There was a loose thread on my cutoffs, longer than the others. I curled it around my finger and gathered my thoughts. They stacked and stacked on the tip of my tongue until spilling out all at once.
“You were right, Caleb. I think I’m a lover girl at heart, and I do want something serious. I’m not in a rush, but I would like to be married and have at least one child. If that isn’t something you could see yourself having with me, we should—”
“It is,” he rushed out, cutting me off. “If I couldn’t see myself possibly going there with you, I wouldn’t have approached you.”
Relief settled me, but only slightly. I had a lot more to get through.
“Good. You should also know I don’t have any family to speak of. I was estranged from my parents when they died. My sister too.
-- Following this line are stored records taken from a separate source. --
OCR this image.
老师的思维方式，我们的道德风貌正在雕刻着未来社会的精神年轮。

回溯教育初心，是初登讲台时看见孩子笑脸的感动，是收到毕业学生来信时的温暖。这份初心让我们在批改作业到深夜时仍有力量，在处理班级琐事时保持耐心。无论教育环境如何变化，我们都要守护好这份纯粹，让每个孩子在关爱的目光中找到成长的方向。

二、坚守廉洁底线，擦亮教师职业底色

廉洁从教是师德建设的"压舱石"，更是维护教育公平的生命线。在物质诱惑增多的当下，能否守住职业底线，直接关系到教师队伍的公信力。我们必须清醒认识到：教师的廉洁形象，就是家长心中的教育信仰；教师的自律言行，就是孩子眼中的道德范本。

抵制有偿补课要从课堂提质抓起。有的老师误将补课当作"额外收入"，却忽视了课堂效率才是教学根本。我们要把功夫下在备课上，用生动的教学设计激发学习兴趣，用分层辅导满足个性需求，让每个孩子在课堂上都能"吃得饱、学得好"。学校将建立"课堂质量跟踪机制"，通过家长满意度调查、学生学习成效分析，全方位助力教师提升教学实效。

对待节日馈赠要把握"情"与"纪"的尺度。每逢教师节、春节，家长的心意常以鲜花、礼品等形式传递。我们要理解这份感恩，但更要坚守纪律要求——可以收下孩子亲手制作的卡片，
And that night I kissed you, I had received a letter from her lawyer telling me she’d passed.”
I braced for his reaction, but all he said was: “Christ, Allie, I’m sorry for your loss.”
“Thank you. We had a very complicated relationship and were never close. It’s a strange feeling, knowing I’m alone in the world. She also left me all her money, which was a lot.”
He released a long, heavy breath. “Complicated or not, I’m still sorry. But you’re not alone in the world. You’ve got Joy, and my mom is not giving you up, and me—you’ve got me, no matter how this phone call goes.”
That was true. I did have Joy. She’d become more of a mother to me than my own had been, and she’d only known me four years. She’d probably cringe and shoo me away if she heard me thinking of her as a mother figure, but deep beneath her hard, rough exterior, I knew she loved me.
I wasn’t ready to consider Elena and Caleb yet. It was much too soon for that.
“Thank you. There’s more, though.”
“Hit me with it. I’m ready.”
“Okay. Here goes.” I took a deep breath and let the rest of it spill. “I only have one kidney. I donated the other to my sister, then she never spoke to me again. I have all this money, and the only thing I can think to spend it on is more books—for me and the library. I don’t really want to go on an exotic vacation or buy a fancy car. I might become the old woman who lives in a shoe, only I’d live in a book.”
When I paused, he asked, “Is there more?”
“Yes.”
“Let’s hear it,” he gruffed.
“You should also know I’m a virgin—not for any religious reasons or personal convictions. It just hasn’t happened, then I moved here and seemed to have developed a thing for you I couldn’t shake…and…well, that was probably more information than you signed up for.”
I clamped down on my bottom lip to keep myself from saying anything else. If I hadn’t ruined things yet, that stream of consciousness surely would have done it.
Then Caleb asked, “You can’t shake it, huh?” and he didn’t sound the least bit turned off. In fact, I was pretty certain he was teasing me.
“I can’t. It’s the damnedest thing,” I teased back. “Try as I might, I’m hooked on you.”
“Good, because I’m hooked on you too, Alice.”
My heart tumbled off a cliff and flew right back up. “You are? Even after I dumped all that baggage on you?”
“More,” he rumbled. “I like you telling me about yourself. I want to know it all.”
“Are you sure that wasn’t too much information? I’m cringing over here.”
“I wish I could see you. I bet you’re cute when you cringe.”
That made me laugh. “I doubt it. I wish I could see you too.”